VAR models are really good at making high-quality images, but they take a long time to finish, especially when creating detailed images. Previous attempts to speed them up involved manually choosing which steps to skip, but this wasn't very smart because some steps are more important than others for the overall image quality.
What's the solution?
The researchers developed a system called StageVAR that analyzes the image creation process and figures out which steps are most crucial. They found that the early steps define the basic shape and content of the image, so those should be done carefully. Later steps just add finer details and can be sped up or simplified without hurting the overall image too much. StageVAR automatically adjusts the process based on this idea, making it faster without significantly reducing quality.
Why it matters?
This work is important because it makes VAR models much more practical for real-world use. By significantly speeding up image generation while maintaining good quality, it opens the door for faster and more efficient AI-powered image creation tools and applications.
Abstract
Visual Autoregressive (VAR) modeling departs from the next-token prediction paradigm of traditional Autoregressive (AR) models through next-scale prediction, enabling high-quality image generation. However, the VAR paradigm suffers from sharply increased computational complexity and running time at large-scale steps. Although existing acceleration methods reduce runtime for large-scale steps, but rely on manual step selection and overlook the varying importance of different stages in the generation process. To address this challenge, we present StageVAR, a systematic study and stage-aware acceleration framework for VAR models. Our analysis shows that early steps are critical for preserving semantic and structural consistency and should remain intact, while later steps mainly refine details and can be pruned or approximated for acceleration.
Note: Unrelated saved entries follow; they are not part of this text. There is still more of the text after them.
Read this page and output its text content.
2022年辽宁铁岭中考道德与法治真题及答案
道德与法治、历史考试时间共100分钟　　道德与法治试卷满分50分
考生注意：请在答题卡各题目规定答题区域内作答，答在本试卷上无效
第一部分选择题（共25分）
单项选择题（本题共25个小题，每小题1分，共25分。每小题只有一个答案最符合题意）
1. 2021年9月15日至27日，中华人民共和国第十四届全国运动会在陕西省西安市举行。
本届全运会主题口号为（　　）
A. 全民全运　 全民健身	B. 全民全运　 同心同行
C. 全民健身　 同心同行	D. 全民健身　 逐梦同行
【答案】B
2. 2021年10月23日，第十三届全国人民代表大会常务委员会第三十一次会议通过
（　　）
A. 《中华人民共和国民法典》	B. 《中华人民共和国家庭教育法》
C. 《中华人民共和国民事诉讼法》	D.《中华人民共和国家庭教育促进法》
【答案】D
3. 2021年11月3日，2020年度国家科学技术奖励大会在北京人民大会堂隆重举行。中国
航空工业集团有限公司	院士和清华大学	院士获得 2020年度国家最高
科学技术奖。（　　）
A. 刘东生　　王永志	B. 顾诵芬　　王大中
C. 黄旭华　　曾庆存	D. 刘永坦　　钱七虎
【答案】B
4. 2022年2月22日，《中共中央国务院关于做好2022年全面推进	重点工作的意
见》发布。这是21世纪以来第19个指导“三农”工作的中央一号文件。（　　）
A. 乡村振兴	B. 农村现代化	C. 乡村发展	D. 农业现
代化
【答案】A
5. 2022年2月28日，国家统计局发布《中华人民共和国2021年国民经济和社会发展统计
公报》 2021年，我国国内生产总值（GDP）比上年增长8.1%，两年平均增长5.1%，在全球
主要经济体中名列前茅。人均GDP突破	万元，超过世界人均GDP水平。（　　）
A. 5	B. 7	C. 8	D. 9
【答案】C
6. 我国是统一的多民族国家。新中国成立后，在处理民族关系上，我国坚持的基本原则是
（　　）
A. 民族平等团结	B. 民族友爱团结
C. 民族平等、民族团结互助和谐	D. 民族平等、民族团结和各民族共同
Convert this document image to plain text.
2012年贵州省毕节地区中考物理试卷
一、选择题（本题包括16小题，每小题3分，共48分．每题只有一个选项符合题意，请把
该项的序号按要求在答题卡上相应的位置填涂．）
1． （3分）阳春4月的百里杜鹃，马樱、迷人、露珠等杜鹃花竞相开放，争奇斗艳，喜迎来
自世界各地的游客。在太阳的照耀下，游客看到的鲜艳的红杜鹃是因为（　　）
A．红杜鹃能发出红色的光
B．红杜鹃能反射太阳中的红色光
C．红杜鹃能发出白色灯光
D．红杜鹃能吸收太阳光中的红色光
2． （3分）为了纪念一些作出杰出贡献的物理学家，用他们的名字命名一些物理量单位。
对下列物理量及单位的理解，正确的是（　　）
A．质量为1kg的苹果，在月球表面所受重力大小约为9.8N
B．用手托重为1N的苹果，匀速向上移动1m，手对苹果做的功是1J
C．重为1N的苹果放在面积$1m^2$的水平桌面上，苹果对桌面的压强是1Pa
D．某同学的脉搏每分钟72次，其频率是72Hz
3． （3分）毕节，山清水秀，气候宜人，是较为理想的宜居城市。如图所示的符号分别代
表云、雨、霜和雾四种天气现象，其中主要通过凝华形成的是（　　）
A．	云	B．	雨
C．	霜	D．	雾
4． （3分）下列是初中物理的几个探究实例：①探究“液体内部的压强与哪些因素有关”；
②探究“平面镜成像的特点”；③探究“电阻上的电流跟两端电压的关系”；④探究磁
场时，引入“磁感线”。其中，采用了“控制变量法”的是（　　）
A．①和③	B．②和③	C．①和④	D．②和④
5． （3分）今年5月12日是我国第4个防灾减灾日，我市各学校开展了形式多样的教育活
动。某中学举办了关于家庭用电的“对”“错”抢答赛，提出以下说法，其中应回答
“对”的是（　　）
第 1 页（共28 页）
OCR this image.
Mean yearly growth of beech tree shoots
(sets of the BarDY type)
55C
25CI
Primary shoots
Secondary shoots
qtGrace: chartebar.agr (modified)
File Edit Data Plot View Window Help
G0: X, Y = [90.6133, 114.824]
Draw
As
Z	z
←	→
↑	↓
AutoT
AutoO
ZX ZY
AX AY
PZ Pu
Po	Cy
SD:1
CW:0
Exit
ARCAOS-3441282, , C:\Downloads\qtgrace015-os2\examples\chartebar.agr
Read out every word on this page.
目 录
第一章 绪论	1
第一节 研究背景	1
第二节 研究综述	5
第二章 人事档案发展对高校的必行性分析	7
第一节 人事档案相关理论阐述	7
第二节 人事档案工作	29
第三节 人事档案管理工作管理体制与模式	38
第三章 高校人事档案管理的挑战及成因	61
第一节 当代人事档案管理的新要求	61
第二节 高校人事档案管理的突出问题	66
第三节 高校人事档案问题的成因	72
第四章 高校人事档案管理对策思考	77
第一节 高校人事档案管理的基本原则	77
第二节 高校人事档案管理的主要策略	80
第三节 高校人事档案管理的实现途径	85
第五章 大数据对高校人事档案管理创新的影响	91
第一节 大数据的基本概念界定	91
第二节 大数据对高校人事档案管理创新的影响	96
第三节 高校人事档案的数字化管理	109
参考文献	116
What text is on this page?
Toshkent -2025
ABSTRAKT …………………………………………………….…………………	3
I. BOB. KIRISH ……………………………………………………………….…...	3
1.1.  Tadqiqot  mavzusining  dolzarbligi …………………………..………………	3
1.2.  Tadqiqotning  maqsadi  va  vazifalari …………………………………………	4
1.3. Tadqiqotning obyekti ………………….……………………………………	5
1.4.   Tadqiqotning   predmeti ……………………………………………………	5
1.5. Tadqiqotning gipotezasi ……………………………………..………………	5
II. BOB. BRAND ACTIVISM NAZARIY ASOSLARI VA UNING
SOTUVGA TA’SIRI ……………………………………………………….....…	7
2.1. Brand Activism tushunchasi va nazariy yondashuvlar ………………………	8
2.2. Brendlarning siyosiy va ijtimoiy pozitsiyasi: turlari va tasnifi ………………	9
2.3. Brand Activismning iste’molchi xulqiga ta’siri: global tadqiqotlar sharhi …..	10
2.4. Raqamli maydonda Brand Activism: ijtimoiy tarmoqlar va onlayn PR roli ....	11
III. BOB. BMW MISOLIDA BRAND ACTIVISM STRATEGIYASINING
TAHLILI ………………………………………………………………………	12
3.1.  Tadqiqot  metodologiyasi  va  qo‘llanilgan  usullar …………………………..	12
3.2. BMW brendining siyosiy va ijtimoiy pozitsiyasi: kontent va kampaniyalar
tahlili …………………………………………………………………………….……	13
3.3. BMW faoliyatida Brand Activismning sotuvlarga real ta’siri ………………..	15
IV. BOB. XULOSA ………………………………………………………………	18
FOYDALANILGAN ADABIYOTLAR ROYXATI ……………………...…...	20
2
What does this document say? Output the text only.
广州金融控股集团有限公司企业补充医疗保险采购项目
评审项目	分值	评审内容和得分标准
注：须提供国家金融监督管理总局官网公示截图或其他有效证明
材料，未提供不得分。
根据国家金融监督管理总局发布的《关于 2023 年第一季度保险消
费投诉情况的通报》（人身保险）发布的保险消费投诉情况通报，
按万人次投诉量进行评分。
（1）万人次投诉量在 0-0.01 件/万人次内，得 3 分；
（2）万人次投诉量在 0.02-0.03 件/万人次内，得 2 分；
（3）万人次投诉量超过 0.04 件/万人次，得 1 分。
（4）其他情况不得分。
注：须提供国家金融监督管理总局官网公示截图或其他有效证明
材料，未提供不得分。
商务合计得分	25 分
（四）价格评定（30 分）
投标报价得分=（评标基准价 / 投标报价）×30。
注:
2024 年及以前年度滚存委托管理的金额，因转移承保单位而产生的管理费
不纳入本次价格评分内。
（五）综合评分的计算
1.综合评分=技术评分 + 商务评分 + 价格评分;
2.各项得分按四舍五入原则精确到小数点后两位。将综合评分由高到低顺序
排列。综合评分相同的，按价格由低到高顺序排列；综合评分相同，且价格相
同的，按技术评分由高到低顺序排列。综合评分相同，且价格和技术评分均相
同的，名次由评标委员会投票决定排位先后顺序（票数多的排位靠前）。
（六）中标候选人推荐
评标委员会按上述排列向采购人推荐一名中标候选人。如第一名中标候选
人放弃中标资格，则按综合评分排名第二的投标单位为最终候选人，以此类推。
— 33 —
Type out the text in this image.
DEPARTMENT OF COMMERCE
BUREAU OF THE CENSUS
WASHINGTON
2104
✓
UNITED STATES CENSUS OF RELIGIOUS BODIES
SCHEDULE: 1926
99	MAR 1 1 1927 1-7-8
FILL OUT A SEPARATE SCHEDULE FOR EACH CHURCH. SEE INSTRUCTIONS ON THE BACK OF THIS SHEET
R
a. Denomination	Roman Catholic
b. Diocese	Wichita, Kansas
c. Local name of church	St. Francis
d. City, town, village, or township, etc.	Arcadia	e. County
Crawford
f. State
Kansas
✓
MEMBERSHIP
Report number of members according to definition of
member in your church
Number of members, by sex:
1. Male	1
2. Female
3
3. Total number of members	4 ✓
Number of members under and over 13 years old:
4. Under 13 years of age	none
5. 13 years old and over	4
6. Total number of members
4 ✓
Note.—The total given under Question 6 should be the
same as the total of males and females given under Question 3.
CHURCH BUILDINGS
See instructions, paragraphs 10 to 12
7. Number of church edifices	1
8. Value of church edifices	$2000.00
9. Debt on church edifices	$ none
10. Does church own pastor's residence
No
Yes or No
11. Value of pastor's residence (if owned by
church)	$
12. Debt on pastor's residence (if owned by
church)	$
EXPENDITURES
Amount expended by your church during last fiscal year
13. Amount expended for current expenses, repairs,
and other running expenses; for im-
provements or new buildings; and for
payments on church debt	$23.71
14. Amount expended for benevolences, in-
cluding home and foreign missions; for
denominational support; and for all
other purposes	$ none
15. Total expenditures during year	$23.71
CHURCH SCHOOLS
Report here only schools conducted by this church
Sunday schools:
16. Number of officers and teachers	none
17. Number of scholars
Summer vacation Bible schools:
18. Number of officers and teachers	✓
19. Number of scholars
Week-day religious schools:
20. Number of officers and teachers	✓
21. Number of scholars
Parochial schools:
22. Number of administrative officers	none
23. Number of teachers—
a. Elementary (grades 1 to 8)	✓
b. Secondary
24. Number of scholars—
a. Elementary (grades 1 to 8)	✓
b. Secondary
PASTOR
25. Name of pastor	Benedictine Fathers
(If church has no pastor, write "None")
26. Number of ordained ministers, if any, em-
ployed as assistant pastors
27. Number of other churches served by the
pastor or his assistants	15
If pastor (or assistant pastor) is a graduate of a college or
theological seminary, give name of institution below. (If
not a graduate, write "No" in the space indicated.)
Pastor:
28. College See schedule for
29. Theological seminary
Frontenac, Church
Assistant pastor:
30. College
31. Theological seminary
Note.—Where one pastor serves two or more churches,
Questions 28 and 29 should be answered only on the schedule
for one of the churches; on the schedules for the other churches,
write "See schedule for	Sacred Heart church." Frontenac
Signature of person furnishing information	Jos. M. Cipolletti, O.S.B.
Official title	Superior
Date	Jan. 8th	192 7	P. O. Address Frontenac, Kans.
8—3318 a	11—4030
Building on these insights, StageVAR introduces a plug-and-play acceleration strategy that exploits semantic irrelevance and low-rank properties in late-stage computations, without requiring additional training. Our proposed StageVAR achieves up to 3.4x speedup with only a 0.01 drop on GenEval and a 0.26 decrease on DPG, consistently outperforming existing acceleration baselines. These results highlight stage-aware design as a powerful principle for efficient visual autoregressive image generation.